The guard aimed a furious stare at him. ‘Can’t you see I’m attending to somebody?’

‘I’m in a hurry,’ the cornrowed man said, his voice urgent. ‘Mr Oyegun is expecting me. I know his house, I’ve come here before.’

‘Respect yourself, mister man!’ the guard barked at him. ‘Or you think anyone can just walk in here anyhow? Who are you anyway? Move back, move back — can’t you hear me, I said move back!’ He flapped his hands in the chest of the cornrowed man, drove him back behind Furo. ‘That’s how we Nigerians behave, no respect at all,’ the guard said to Furo with a grimace of apology. Lowering his voice, he asked: ‘Do you have your, erm, friend’s phone number?’

‘I was trying to explain,’ Furo said. ‘I’m supposed to wait for someone to pick me up here. If you don’t mind I’ll just stand in that corner.’ He pointed to a spot inside the gate.

‘I see, I see,’ the guard said, nodding his head as he waved Furo in. ‘Not a problem at all, you can go inside.

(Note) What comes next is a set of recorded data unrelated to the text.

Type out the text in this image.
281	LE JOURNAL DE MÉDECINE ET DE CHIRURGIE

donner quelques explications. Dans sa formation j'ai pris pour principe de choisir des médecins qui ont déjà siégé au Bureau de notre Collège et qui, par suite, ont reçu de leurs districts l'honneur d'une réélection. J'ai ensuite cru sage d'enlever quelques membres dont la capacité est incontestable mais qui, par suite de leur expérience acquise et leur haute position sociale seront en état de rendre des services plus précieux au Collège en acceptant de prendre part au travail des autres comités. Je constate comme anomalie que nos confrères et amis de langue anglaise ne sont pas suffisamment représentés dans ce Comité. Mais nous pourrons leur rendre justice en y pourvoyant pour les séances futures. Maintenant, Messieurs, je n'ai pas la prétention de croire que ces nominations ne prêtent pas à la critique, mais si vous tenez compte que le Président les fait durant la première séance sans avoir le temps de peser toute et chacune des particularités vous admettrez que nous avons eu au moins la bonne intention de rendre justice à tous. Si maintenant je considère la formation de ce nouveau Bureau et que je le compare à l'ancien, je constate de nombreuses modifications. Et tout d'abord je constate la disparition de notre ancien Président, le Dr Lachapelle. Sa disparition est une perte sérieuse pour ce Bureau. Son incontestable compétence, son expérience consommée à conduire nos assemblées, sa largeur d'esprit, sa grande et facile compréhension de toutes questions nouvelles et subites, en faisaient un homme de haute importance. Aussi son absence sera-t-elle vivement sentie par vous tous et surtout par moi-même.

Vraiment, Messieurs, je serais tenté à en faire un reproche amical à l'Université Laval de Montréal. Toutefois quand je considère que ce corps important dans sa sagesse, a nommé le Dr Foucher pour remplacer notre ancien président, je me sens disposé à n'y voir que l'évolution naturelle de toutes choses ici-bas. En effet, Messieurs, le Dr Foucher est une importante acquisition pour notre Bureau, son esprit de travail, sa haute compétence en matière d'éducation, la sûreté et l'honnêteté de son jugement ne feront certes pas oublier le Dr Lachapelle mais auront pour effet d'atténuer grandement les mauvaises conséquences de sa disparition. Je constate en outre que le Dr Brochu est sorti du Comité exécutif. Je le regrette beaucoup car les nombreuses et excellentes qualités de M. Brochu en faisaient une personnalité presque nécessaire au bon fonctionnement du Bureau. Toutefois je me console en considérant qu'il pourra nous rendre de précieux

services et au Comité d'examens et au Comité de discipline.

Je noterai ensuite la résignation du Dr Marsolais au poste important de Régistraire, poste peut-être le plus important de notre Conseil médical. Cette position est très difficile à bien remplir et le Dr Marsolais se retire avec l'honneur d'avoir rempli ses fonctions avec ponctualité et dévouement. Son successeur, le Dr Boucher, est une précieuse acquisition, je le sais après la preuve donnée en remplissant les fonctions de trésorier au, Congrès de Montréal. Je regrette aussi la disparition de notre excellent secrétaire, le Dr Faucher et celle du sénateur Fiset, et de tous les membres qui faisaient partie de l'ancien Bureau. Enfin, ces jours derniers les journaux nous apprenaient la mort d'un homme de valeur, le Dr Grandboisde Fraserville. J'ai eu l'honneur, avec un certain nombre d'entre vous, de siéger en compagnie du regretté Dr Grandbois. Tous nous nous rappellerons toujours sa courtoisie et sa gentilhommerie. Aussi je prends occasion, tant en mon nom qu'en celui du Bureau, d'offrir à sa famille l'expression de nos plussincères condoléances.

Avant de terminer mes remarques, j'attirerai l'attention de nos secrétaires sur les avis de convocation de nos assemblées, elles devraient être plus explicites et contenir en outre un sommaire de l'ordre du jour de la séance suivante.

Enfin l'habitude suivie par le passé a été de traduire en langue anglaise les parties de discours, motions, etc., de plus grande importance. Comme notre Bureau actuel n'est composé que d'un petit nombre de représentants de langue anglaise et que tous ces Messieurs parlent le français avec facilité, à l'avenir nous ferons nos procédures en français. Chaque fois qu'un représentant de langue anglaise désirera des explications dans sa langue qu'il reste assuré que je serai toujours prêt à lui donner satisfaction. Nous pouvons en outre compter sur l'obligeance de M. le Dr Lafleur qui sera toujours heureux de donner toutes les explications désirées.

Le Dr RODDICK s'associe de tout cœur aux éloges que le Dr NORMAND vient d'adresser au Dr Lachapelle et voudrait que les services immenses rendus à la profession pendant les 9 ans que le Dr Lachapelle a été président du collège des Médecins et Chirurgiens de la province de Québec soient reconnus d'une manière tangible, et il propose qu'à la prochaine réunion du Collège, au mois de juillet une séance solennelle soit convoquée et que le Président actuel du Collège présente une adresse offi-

Should I bring a chair for you?’

‘I’m OK,’ Furo said. He passed through the gate, strode a few paces to the grass shoulder, and turned around to face the gate. The cornrowed man had moved forwards, he was speaking with the guard, who shook his head with vehemence and remained standing in the way. The cornrowed man flung up his hands and uttered a complaint, then reached into his pocket, pulled out his mobile phone, dialled a number. After repeated attempts at reaching someone on the phone, all seemingly unsuccessful, the cornrowed man again spoke to the guard. The guard ignored him, he stood with his chest puffed out and his fists clenched and his boots planted apart, glaring at passing cars. The cornrowed man gave up with a gesture of dismissal. Pocketing his phone, he whirled around and stalked off, and the guard glanced over at Furo. ‘Are you sure you’re OK, sir?’ he shouted across. ‘You’re sure you don’t want a chair?’

Syreeta drove through the gate barely five minutes later. Furo started to raise his hand, but let it fall when he realised she’d already seen him. She pulled up alongside, and he climbed into the Honda’s chill, which was spiced with a whiff of the traffic warden’s sweat. The skin over Syreeta’s cheekbones was stretched tight, a vein beat in her temple, and the car radio was off. Furo knew better than to ask about the traffic warden, how she had got rid of him so quickly. He held his gaze away from her face and stared through the windscreen. Road signs whizzed past. No honking. No hawkers. No litter. No parking. No okadas and danfos. The quiet through which the car sailed was deeper-rooted than the fact of the silent radio. No crowds, no roadside garbage, no traffic jam, no noise. The Lagos he knew was far from this place.